What Public Health Professionals Can Learn From Behavioral Models
Consumer habits are a primary factor contributing to poor health.  For issues such as smoking, obesity, and unsafe sex practices, healthy personal behavior is critical for consumers.
Healthy behavior has effectively alleviated or prevented the symptoms associated with many illnesses. However, encouraging healthy habits among consumers can prove challenges for medical professionals.
The Health Belief Model, developed by social psychologist Irwin Rosenstock, states that a consumer will improve poor health habits if they believe they might contract a condition. If the potential illness poses a serious threat and the change process seems realistic to the consumer, they feel that if they change their unhealthy habits, it will result in a positive reward.
However, consumer decision-making processes vary according to factors such as demographics, social and internal influences, and internal belief in the ability to change. The following three examples highlight the decision processes experienced by consumers while considering whether to adopt healthy habits.
A study titled “Smoking cessation among transit workers: beliefs and perceptions among an at-risk occupational group”, revealed that transit workers smoke disproportionately compared to the general population.  Over a four-month period, the researchers interviewed seventy-one transit employees, of which 45 percent were women and 83 percent were minorities. The researchers found that transit workers’ behavior related to smoking and smoking cessation corresponded with the Transtheoretical Model, which suggests that individuals go through several stages when attempting to change personal habits.
The researchers suggested that knowledge about smoking cessation was an important factor for transit workers in establishing whether they were ready to quit smoking. Those who were unfamiliar with smoking cessation facts felt as though quitting was impossible. This led to the researchers recommending that smoking cessation program developers include relevant information to encourage participant success. Additionally, the researchers suggested that program developers quantify results from other cessation programs to establish realistic expectations and objectives.
The Health Belief Model has remained popular since its creation in 1966 and well into the early 1990s.  However, public health professionals used the model and failed in an attempt to curb childhood obesity.
Researchers cite that one problem with using the model to mitigate childhood obesity is that it focused on the perceptions of the children that officials wanted to help.
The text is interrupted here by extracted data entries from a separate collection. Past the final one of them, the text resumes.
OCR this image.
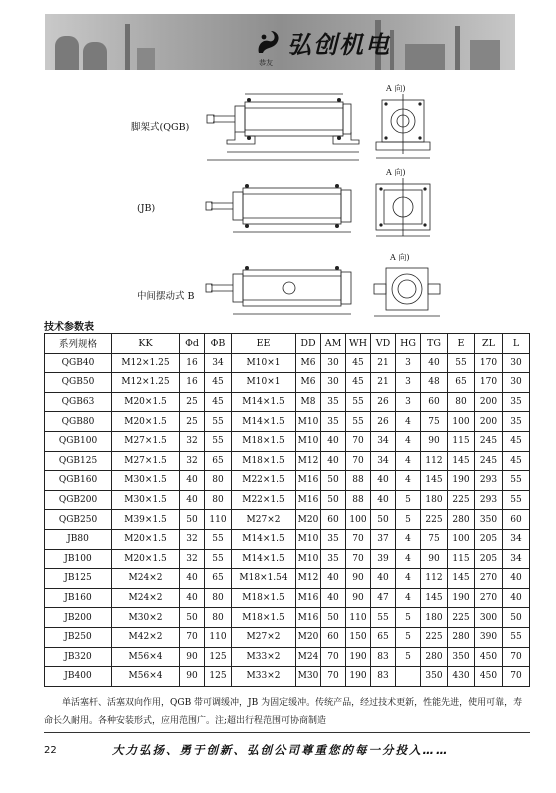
弘创机电
恭友
脚架式(QGB)
A 向)
(JB)
A 向)
中间摆动式 B
A 向)
技术参数表
系列规格	KK	Φd	ΦB	EE	DD	AM	WH	VD	HG	TG	E	ZL	L
QGB40	M12×1.25	16	34	M10×1	M6	30	45	21	3	40	55	170	30
QGB50	M12×1.25	16	45	M10×1	M6	30	45	21	3	48	65	170	30
QGB63	M20×1.5	25	45	M14×1.5	M8	35	55	26	3	60	80	200	35
QGB80	M20×1.5	25	55	M14×1.5	M10	35	55	26	4	75	100	200	35
QGB100	M27×1.5	32	55	M18×1.5	M10	40	70	34	4	90	115	245	45
QGB125	M27×1.5	32	65	M18×1.5	M12	40	70	34	4	112	145	245	45
QGB160	M30×1.5	40	80	M22×1.5	M16	50	88	40	4	145	190	293	55
QGB200	M30×1.5	40	80	M22×1.5	M16	50	88	40	5	180	225	293	55
QGB250	M39×1.5	50	110	M27×2	M20	60	100	50	5	225	280	350	60
JB80	M20×1.5	32	55	M14×1.5	M10	35	70	37	4	75	100	205	34
JB100	M20×1.5	32	55	M14×1.5	M10	35	70	39	4	90	115	205	34
JB125	M24×2	40	65	M18×1.54	M12	40	90	40	4	112	145	270	40
JB160	M24×2	40	80	M18×1.5	M16	40	90	47	4	145	190	270	40
JB200	M30×2	50	80	M18×1.5	M16	50	110	55	5	180	225	300	50
JB250	M42×2	70	110	M27×2	M20	60	150	65	5	225	280	390	55
JB320	M56×4	90	125	M33×2	M24	70	190	83	5	280	350	450	70
JB400	M56×4	90	125	M33×2	M30	70	190	83		350	430	450	70
单活塞杆、活塞双向作用，QGB 带可调缓冲，JB 为固定缓冲。传统产品，经过技术更新，性能先进，使用可靠，寿命长久耐用。各种安装形式，应用范围广。注;超出行程范围可协商制造
22	大力弘扬、勇于创新、弘创公司尊重您的每一分投入……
For instance, part of the initiative resulted in several schools issuing letters to the parents of obese children alerting them to the condition, which only served to alienate the intended benefactors. The exercise revealed that direct intervention is, and will most likely remain, ineffective.
Later, the National Institutes of Health recognized that quelling childhood obesity was an undertaking that required an all-inclusive effort by parents, schools, government agencies, and other stakeholders to change the environment that influences eating habits among children. Part of this initiative might include parents encouraging positive eating habits and food establishments providing healthy meal choices for kids. Additionally, food manufacturers should place more emphasis on producing and advertising healthy, affordable food products for children. Finally, the public’s perception about obesity must change to one of compassion and tolerance regarding the condition; the public must come to an understanding that obesity is a challenge that many people want to overcome, just like any other threatening health condition.
Researchers conducting a survey about sexual behavior among adolescents learned that youth belief models demonstrate the belief that safe sex practices offer positive health benefits.  Despite this belief, respondents felt that contraceptive devices posed certain challenges; some males believed that condoms lessened sensation and other respondents found it embarrassing to discuss safe sex practices with their partners. Additionally, some juveniles felt that it is embarrassing to visit a clinic and undergo testing for sexually transmitted diseases (STDs). To counter these beliefs, the study concluded that youth need encouragement and alternatives such as:
• Discussing ways to appear less obvious when travelling to STD clinics
• Distributing literature and memorabilia with the “No Glove, No Love” message
• Publishing safe sex marketing materials such as brochures, pamphlets, and posters
• Teaching adolescents how to discuss safe sex
Such initiatives, suggest researchers, can help shape the belief systems of youth when making decisions regarding safe sex.
Among consumers, health behavioral models change over time and are impossible to predict with accuracy.  Human behavior is a complex and unpredictable characteristic. Despite this, behavior models help public health professionals understand the reasons people practice specific habits and provide a road map to creating initiatives that improve community wellness.